Monday, December 6, 2010

Holiday Shopping, or I Don't Think So

This year, I had a sad realization.  My children no longer grab up the Toys R Us Holiday circular, from the Sunday papers.  In times past, this would be a task they spent hours on, writing their names next to various items, and telling me to let Santa know what they wanted. They would pour over the “BIG” toy book, debating the merits of the vast array of new and wondrous toys.  Things would be added and deleted as the weeks rolled ever closer to the Holidays.
 Now they hone right in on the Best Buy circular. They have moved away from the legos and Pokémon of yesteryear, and dove straight into all things electronic.  The problem with this, besides seeing them move away from childhood, is the cost factor. In days gone by, I could buy six or seven nice sized presents, wrap them up, and be warmed by the look of excitement in their eyes, as they eyed the pile under the tree. This precious moment usually cost less than $100.00. They were happy, I was happy, and Dad, when he received the American Express bill, did not go ballistic.
The items on this year’s wish list all seem to have an “ I” in front of them.  I-phone, I-pod, I-touch. I have an I also, its’ I don’t think so. To create a pile of gifts that is bigger than a matchbox gift set (which they used to love) I need to fork over hundreds of dollars. They request game boy cartridges that are the size of a fingernail, yet carry the price tag of 3 manicures. They debate the merits of jig-byte power, to speed of performance.  I am clueless as to what they are talking about.  I still need help figuring out the TV remote.
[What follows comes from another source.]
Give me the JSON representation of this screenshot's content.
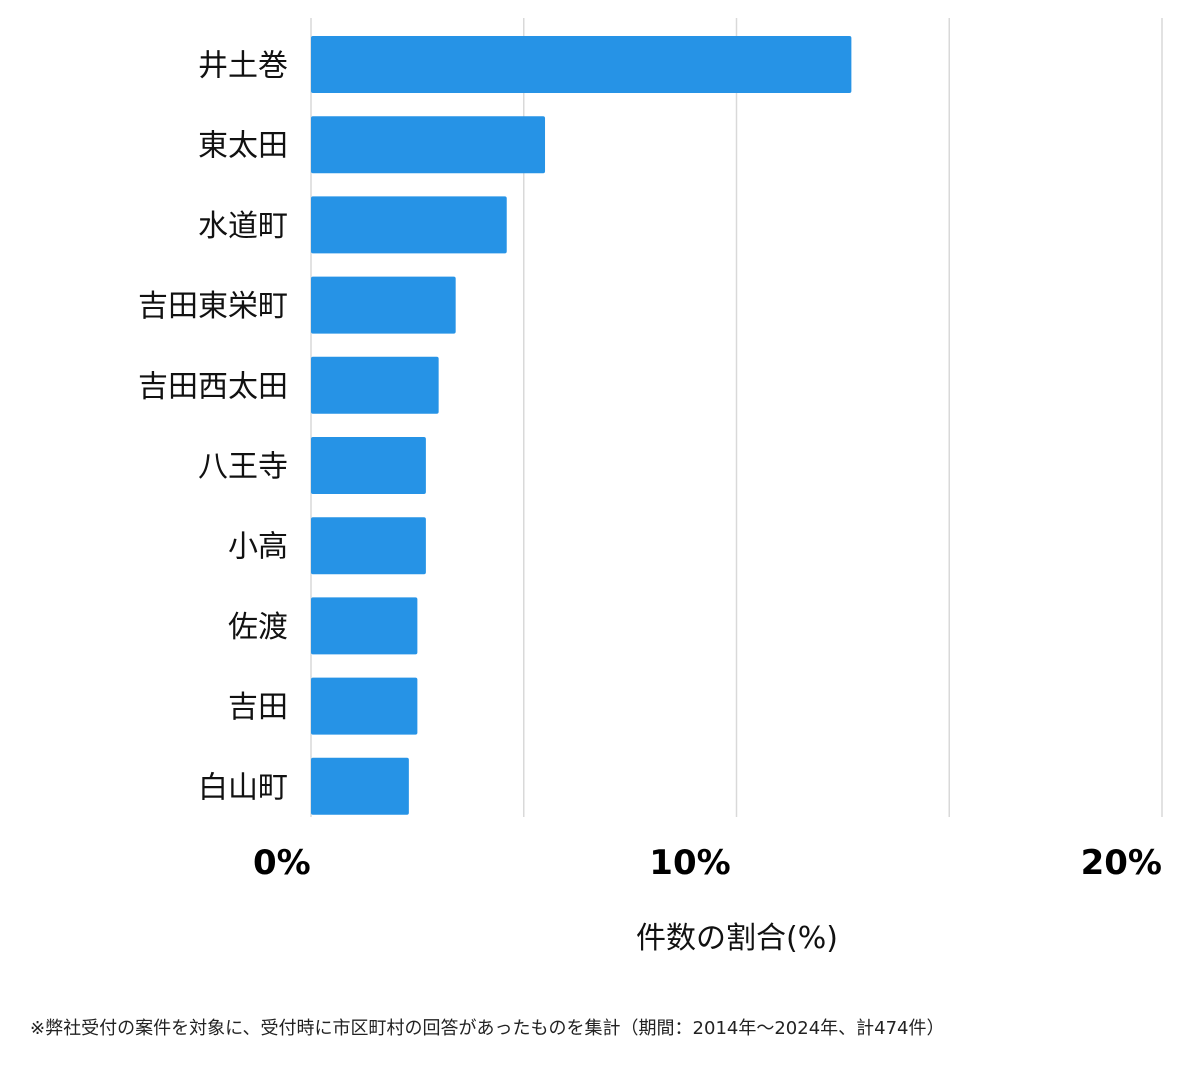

They are very specific as to brands of items.  Woe to the poor parent that tries to fob off a generic brand of the latest gadget, get ready for an eye ball roll, or two.
I recently reviewed the latest wish list.  Someone wanted only one thing, a motorized scooter. It wasn’t an I-scooter, but it still merited my I-don’t think so.  Another son requested a BB gun, ditto on my I position. First off you are 12 years old, it is illegal for you to drive a motorized vehicle. Secondly, I believe in the words of that great holiday classic, “you’ll shoot your eye out.” I had to listen to the stories about how “everyone” else has them, why can’t we.  I trot out that old chestnut; would you jump off a bridge, if everyone else did? They replied, “of course mom, its’ called bungee jumping, and that would make a fabulous present!”
The oldest of the bunch is relatively easy this year.  Just make it cash, thank you very much! He needs some new clothes, and I am expressly forbidden to buy them.  He feels I have questionable taste in fashion. Apparently he does not wish to look like Thurston Howell the Third. I was told I could try and pick something out, but I shouldn’t get annoyed when they make a return trip to the mall the day after Christmas.
So here I sit.  Pondering my choices, making sure everyone is treated equally.  I have seen my children (the very ones I spend money for arithmetic tutoring) adding up in their heads the exact amounts spent on each sibling! There must not be a whiff of favoritism, or you’ll have some explaining to do.
As much as I moan and groan, I still look forward to seeing them Christmas morning, eyes bright with excitement.  The wrapping paper and ribbons getting tossed about the place, and I think back to a time when the wrapping paper and the empty boxes were what they loved the most! Happy shopping.

1 comment:

  1. totally relate!

    My daughter and I decided to pick out outfits for each other my last visit to NY with her.

    End result... she's not allowed to buy clothes for me and I for her!

    I miss Carters and Toy Works days!